Why would you ever want this?

If you pushed the bug that took down production - they aren't gonna whataboutism the AI generated it. They're still going to fire you.

[-] sunbeam60@feddit.uk 2 points 2 days ago

It makes little difference IMHO. If you crash the car, you can’t escape liability blaming self driving.

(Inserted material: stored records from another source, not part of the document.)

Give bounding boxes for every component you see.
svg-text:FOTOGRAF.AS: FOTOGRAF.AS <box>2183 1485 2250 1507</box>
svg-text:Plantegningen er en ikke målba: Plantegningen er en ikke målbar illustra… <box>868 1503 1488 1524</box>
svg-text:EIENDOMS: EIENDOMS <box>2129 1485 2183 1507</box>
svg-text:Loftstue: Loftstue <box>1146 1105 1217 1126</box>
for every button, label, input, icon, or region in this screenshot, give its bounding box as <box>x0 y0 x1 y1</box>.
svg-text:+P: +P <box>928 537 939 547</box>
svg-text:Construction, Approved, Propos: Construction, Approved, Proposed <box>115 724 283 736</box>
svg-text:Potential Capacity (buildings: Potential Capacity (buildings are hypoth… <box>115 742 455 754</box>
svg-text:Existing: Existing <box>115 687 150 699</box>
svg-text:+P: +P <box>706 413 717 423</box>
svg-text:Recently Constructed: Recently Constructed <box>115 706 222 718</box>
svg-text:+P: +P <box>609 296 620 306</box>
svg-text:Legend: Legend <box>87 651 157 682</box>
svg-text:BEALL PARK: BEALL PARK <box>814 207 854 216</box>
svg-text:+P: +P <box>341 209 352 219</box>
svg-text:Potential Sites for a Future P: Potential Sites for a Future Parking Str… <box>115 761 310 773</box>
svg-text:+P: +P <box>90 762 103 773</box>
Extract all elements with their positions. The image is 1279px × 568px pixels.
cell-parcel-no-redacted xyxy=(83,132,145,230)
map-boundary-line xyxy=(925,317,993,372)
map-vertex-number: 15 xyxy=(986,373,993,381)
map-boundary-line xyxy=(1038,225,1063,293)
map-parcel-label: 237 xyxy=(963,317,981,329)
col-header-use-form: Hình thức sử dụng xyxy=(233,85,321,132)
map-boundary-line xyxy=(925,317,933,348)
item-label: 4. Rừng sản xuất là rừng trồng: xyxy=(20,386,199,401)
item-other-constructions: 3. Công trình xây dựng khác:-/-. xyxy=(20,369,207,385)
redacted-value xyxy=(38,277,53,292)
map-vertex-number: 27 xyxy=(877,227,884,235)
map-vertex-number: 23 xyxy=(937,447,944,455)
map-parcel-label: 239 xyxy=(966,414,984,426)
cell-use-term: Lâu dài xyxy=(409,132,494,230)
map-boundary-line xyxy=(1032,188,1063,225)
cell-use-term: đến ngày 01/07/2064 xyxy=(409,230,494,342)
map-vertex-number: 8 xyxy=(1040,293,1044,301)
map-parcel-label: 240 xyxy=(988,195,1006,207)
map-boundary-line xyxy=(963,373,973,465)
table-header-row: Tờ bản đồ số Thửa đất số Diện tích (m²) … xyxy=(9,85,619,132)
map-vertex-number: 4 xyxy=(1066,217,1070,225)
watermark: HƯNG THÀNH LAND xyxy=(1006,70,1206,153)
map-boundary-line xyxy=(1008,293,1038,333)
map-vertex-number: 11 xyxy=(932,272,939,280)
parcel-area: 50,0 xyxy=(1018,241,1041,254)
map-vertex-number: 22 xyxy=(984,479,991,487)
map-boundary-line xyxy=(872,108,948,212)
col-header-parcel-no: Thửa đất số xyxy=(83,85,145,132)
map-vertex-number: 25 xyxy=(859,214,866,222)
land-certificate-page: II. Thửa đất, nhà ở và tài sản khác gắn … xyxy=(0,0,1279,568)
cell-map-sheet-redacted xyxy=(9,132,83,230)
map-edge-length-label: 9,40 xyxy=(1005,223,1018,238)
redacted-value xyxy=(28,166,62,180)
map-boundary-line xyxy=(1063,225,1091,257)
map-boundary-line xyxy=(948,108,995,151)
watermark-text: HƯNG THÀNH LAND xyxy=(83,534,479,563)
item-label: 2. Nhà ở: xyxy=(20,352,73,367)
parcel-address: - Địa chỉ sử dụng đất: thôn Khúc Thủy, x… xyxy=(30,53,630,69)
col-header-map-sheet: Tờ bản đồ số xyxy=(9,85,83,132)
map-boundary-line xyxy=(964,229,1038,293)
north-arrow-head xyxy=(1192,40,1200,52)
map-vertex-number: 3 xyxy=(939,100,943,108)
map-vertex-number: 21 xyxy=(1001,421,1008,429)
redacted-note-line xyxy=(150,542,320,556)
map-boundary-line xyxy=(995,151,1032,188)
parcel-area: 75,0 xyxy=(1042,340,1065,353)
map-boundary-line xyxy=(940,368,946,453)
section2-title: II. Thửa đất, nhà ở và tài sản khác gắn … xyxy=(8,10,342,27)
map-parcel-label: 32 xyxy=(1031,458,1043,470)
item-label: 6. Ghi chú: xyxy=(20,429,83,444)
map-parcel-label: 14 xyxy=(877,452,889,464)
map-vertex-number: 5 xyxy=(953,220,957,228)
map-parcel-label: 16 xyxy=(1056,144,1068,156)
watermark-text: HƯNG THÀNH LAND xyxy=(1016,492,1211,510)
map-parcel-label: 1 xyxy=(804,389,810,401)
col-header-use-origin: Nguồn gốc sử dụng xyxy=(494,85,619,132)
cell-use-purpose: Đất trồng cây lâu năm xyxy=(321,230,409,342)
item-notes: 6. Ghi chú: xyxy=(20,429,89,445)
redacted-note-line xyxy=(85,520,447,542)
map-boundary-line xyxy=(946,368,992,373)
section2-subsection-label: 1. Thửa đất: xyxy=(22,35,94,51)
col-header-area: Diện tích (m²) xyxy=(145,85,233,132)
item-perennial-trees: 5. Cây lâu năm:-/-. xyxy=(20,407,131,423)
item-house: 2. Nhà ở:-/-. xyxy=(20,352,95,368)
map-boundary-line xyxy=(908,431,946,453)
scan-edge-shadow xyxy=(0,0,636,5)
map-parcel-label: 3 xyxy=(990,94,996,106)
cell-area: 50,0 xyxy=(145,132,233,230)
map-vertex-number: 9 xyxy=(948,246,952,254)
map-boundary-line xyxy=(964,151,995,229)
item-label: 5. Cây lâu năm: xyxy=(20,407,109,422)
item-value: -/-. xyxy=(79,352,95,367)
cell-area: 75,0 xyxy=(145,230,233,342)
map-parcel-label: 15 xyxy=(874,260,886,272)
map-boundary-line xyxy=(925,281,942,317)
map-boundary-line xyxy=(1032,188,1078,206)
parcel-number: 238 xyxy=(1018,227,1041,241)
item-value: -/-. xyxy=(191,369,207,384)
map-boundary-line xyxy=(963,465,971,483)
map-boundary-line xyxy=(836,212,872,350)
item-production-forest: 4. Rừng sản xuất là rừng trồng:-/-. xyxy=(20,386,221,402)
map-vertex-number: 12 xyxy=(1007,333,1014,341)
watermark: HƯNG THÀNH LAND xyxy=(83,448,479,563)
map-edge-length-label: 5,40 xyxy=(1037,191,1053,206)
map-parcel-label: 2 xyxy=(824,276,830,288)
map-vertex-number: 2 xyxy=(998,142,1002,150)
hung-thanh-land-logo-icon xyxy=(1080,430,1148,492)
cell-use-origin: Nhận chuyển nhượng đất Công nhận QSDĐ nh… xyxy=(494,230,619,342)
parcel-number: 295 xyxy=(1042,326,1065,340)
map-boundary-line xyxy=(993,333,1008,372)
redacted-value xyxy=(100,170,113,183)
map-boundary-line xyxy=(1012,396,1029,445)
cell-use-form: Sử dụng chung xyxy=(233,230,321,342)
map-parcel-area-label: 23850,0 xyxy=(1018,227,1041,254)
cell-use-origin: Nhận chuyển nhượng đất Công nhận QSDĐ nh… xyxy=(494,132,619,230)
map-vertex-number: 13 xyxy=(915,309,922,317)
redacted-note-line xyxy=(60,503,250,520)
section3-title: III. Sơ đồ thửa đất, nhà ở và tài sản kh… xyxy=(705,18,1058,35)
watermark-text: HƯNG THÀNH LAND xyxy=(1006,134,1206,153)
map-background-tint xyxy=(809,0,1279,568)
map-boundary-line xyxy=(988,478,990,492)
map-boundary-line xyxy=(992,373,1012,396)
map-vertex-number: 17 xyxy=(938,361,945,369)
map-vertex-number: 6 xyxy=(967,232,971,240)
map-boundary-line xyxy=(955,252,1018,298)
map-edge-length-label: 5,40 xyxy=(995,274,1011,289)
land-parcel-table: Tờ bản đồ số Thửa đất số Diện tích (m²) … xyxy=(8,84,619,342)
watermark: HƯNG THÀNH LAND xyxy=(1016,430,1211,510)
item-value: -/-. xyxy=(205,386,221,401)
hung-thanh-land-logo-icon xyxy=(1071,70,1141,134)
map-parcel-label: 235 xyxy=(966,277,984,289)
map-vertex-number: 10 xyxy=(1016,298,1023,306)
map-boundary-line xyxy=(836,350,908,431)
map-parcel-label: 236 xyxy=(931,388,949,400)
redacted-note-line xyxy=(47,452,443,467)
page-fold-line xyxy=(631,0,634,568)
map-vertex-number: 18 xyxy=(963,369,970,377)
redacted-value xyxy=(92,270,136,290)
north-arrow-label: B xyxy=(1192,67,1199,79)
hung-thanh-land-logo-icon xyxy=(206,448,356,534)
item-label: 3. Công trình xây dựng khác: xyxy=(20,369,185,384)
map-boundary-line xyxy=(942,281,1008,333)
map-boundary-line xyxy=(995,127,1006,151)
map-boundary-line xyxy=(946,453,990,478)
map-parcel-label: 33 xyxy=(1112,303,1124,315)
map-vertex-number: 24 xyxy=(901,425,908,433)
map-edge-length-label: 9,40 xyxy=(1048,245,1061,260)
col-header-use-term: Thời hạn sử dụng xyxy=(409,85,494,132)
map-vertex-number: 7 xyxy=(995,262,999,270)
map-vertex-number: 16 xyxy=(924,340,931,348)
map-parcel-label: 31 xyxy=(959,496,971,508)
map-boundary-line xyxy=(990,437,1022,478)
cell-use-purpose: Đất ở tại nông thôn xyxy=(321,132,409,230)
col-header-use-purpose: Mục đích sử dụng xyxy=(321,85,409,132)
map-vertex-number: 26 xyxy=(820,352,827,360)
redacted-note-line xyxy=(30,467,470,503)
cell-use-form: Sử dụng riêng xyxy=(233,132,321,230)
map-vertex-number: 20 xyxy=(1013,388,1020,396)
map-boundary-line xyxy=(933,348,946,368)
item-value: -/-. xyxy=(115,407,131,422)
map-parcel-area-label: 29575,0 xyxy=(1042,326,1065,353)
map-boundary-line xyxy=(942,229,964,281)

Likewise, if you commit it, you own it, however it’s generated.

[-] mattvanlaw@lemmy.world 2 points 2 days ago

It's mainly for developers to follow decisions made over many iterations of files in a code base. A CTO might crawl the gitblame...but it's usually us crunchy devs in the trenches getting by.

[-] mattvanlaw@lemmy.world 1 points 2 days ago

Sorry, but as another reply: pushing bugs to production doesn't immediately equate to firing. Bug tickets are common and likely addressing issues in production.

[-] Rooster326@programming.dev 1 points 2 days ago

Hence the "took down production"

[-] mattvanlaw@lemmy.world 1 points 2 days ago

I guess you mean like full outtage for all users? My bad just a lot of ways to take the verb "down" for me. Still, though, what a crappy company to not learn but fire from that experience!